You offer Magic camps? Where can we sign up?
This summer I’m not personally working many camps because my performance schedule is so hectic. But for any kids looking to get a start, I’m in close contact with all the instructors at Future Stars Camps, and I usually pop in for a day or two to talk with the kids. They have a great program with several locations over the summer.
What is your most beloved magic trick?
I think it depends on my mood. Right now, it’s an effect in Nothing Here Is Real that combines a true story about my grandparents with some props that were used earlier in the show. As I approach that moment in the show, I feel everything coming full circle just before the audience does, and I get really excited.
What big adventure/s would you still like to tackle in your life time?
Right now, my wife and I have a four year old and a one year old. Raising them is the biggest and greatest adventure I’ve tackled, and it doesn’t leave much room for others! But eventually, I’d like to bring my show to other parts of the world.

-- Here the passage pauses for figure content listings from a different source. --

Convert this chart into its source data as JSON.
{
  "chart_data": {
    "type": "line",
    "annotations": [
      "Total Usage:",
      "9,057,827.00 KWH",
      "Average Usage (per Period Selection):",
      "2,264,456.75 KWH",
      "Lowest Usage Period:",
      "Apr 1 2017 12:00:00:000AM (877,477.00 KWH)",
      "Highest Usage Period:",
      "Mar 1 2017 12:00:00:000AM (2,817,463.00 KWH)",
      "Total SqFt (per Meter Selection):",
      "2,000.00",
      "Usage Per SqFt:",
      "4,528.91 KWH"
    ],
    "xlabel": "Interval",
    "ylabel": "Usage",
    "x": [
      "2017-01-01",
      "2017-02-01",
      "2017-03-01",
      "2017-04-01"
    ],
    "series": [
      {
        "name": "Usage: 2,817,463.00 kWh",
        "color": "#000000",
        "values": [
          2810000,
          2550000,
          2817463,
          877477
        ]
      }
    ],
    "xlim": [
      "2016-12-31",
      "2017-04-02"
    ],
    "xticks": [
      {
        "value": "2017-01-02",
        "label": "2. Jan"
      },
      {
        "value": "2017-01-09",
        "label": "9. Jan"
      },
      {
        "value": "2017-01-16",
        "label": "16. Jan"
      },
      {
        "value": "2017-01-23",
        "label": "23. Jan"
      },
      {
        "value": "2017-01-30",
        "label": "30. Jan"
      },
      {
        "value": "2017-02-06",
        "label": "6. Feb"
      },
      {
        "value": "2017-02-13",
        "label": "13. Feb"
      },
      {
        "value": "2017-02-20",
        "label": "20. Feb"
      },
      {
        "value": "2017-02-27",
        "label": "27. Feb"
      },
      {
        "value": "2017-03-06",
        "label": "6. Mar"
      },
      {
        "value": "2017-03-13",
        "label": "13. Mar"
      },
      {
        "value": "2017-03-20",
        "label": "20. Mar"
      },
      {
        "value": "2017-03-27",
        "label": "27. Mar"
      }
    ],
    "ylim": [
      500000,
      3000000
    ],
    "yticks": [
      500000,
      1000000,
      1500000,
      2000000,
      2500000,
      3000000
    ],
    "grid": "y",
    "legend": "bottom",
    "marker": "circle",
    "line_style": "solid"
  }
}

Gary Ferrar (Creator, Performer) draws on his love for theater and improvisation in more than 300 performances each year, from live national TV appearances on Fox News, to performing for Howard Stern, Sharon Osbourne, and Howie Mandel on Season 7 of “America’s Got Talent.” Clients like Google, Facebook, and Spotify have all called on Gary to produce entertainment that is both theatrical and mind-blowing for corporate events, product launches, and digital marketing campaigns, such as Buzzfeed’s “Drunk Magic” video, which has been viewed over one million times. Gary has served as a magic consultant for television commercials for Samsung and as a publicity consultant for Lionsgate’s Now You See Me franchise. In addition to performing, Gary has lectured for the oldest magic society in the U.S. and provides private lessons on magic theory for celebrities and influencers such as Ivanka Trump and Ralph Lauren.